Additionally, risk managers can work with their carriers to implement sensor technologies that are suited for their particular type of building.
“We’re trying to get a little bit more consultative in figuring out the vulnerabilities of certain properties based on age, number of stories or the year it was built,” Santos said.
“There’s indicators that we can hone in on to say, ‘Okay, as a result of X, Y and Z, these are the types of preventative solutions that we’re recommending.’ And it changes sometimes based on the profile of the property.”
Once installed, these sensors alert risk managers of any potential incursion issues in real time, allowing them to take actions like shutting off water valves and calling in repair specialists immediately.

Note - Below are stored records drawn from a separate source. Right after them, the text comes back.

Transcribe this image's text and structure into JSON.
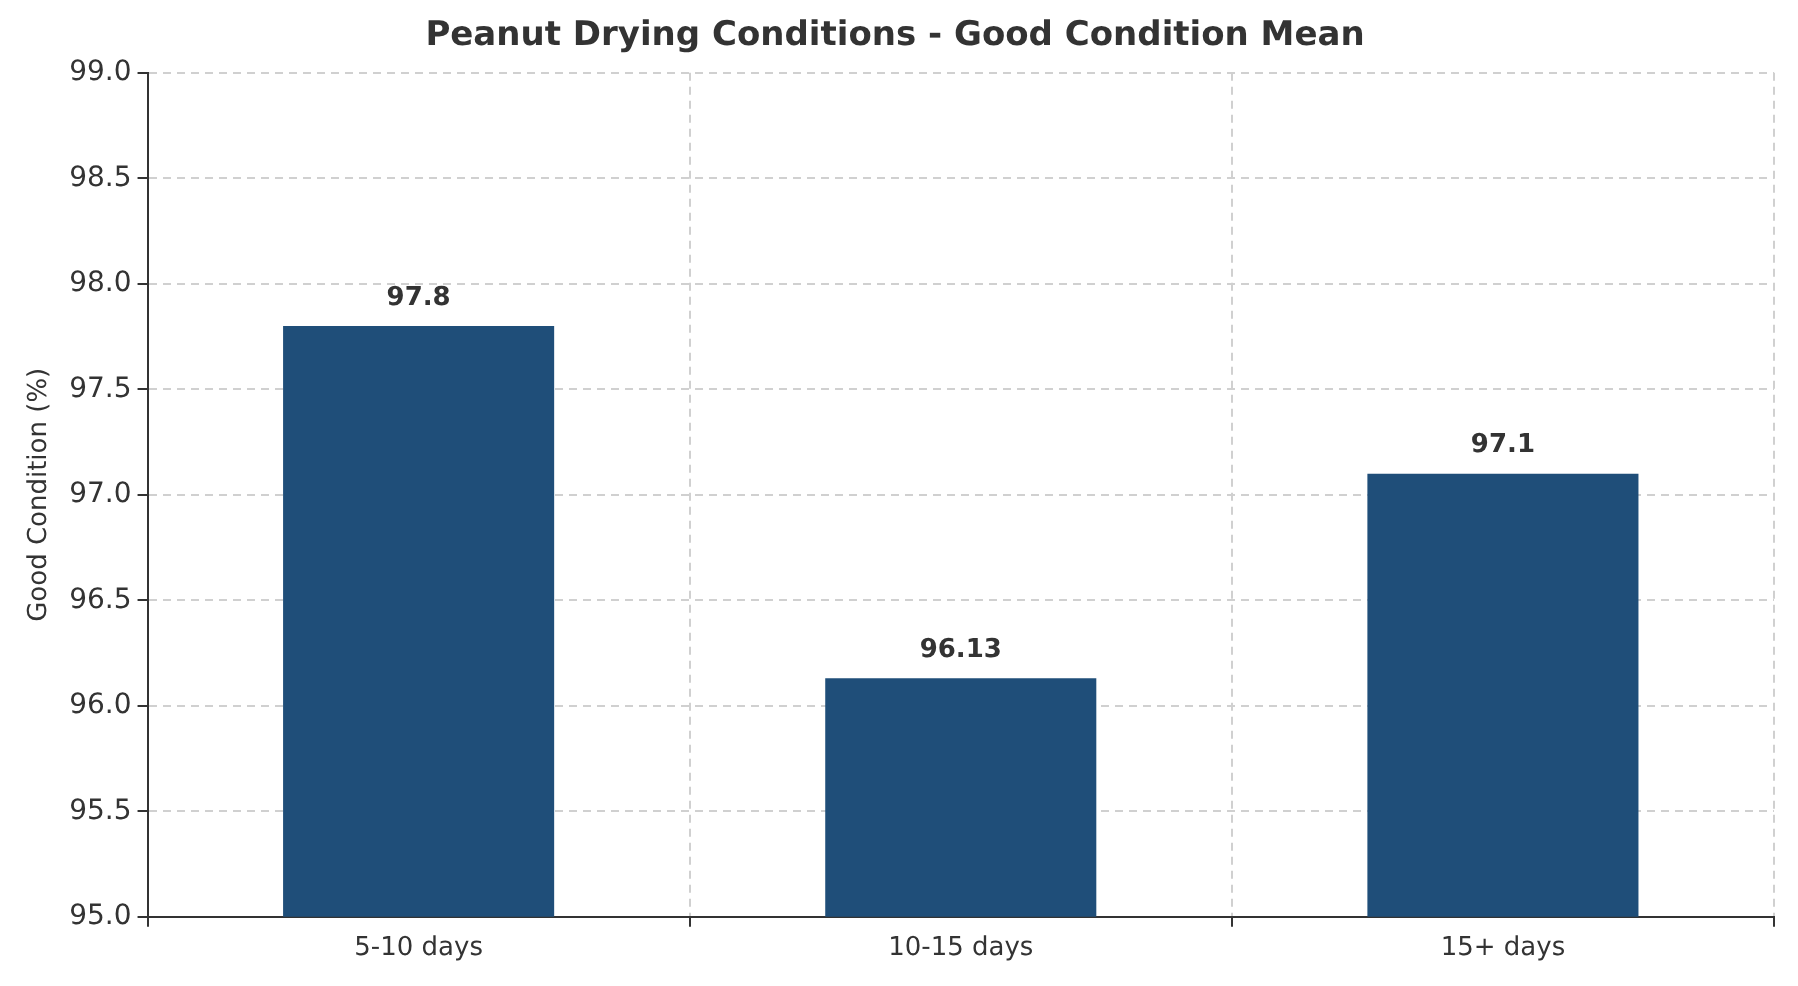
{
  "chart_data": {
    "type": "bar",
    "title": "Peanut Drying Conditions - Good Condition Mean",
    "ylabel": "Good Condition (%)",
    "categories": [
      "5-10 days",
      "10-15 days",
      "15+ days"
    ],
    "values": [
      97.8,
      96.13,
      97.1
    ],
    "color": "#1f4e79",
    "ylim": [
      95.0,
      99.0
    ],
    "yticks": [
      {
        "value": 95,
        "label": "95.0"
      },
      {
        "value": 95.5,
        "label": "95.5"
      },
      {
        "value": 96,
        "label": "96.0"
      },
      {
        "value": 96.5,
        "label": "96.5"
      },
      {
        "value": 97,
        "label": "97.0"
      },
      {
        "value": 97.5,
        "label": "97.5"
      },
      {
        "value": 98,
        "label": "98.0"
      },
      {
        "value": 98.5,
        "label": "98.5"
      },
      {
        "value": 99,
        "label": "99.0"
      }
    ],
    "grid": true,
    "data_labels": true
  }
}
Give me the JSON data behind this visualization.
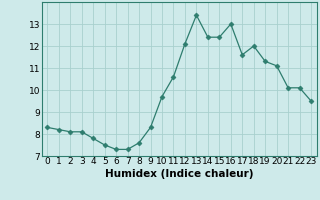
{
  "x": [
    0,
    1,
    2,
    3,
    4,
    5,
    6,
    7,
    8,
    9,
    10,
    11,
    12,
    13,
    14,
    15,
    16,
    17,
    18,
    19,
    20,
    21,
    22,
    23
  ],
  "y": [
    8.3,
    8.2,
    8.1,
    8.1,
    7.8,
    7.5,
    7.3,
    7.3,
    7.6,
    8.3,
    9.7,
    10.6,
    12.1,
    13.4,
    12.4,
    12.4,
    13.0,
    11.6,
    12.0,
    11.3,
    11.1,
    10.1,
    10.1,
    9.5
  ],
  "line_color": "#2e7d6e",
  "marker": "D",
  "marker_size": 2.5,
  "bg_color": "#ceeaea",
  "grid_color": "#a8d0ce",
  "xlabel": "Humidex (Indice chaleur)",
  "ylim": [
    7,
    14
  ],
  "xlim": [
    -0.5,
    23.5
  ],
  "yticks": [
    7,
    8,
    9,
    10,
    11,
    12,
    13
  ],
  "xticks": [
    0,
    1,
    2,
    3,
    4,
    5,
    6,
    7,
    8,
    9,
    10,
    11,
    12,
    13,
    14,
    15,
    16,
    17,
    18,
    19,
    20,
    21,
    22,
    23
  ],
  "xlabel_fontsize": 7.5,
  "tick_fontsize": 6.5
}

As with any tool, sensor technologies are only as good as the people using it. If sensors aren’t placed properly or if risk managers or facilities staff ignore the alerts, claims could still occur.
“We can always install technology, but if there’s no customer response to things like alerts or if the devices are not strategically placed around the property, we may still not get all the way there in protecting the property the way that it could be with the technology,” Santos said.
“If the alert goes off and it just goes off all weekend and nobody responds to it, we are still left with a loss — probably a large one.”
Commercial real estate owners and managers should establish a team, provide training, and have the team prepared to respond to a real time water sensor alert in a timely manner. Response time will play an important role in mitigating the water damage event.
“It really is about a formal implementation of what we would call a water damage prevention program,” Sullivan explained.
“That’s having a core team that is trained, that conducts a facility vulnerability risk assessment, that understands the potential sources of water intrusion, that knows where the shutoff valves are, that performs annual site inspections, that has mitigation efforts, has signed up restoration contractors and remediation contractors and does some type of annual check-in as they either acquire or sell properties,” he continued.
In addition to preventing claims, sensor technologies can help insureds appear more attractive to underwriters — a must given how tough the property market has been in recent years.
“We’re seeing progress over the past two years around risk mitigation and being more proactive in trying to address the issue, versus just absorbing rate increases year after year,” Sullivan said.
Sullivan and Santos relayed that The Hartford has spent years studying the effectiveness of sensor technologies, and it has found that they can be a key tool for mitigating claims.
That’s why The Hartford has started offering the program to many classes of insureds as part of the renewal process.
“The Hartford is totally bought in on water damage prevention devices, we believe the impact the technology can have in mitigating water losses is material and mutually beneficial for us and our insureds,” Santos said.
“The question is, how do you effectively deploy them, and how do you drive adoption and get people to feel comfortable with what you’re offering?”
By preventing claims from escalating, these technologies are becoming a key tool in a risk manager’s toolbox. Underwriters appreciate proactive risk management solutions and, over time, implementing preventative technologies like water sensors can reduce an insured’s premium.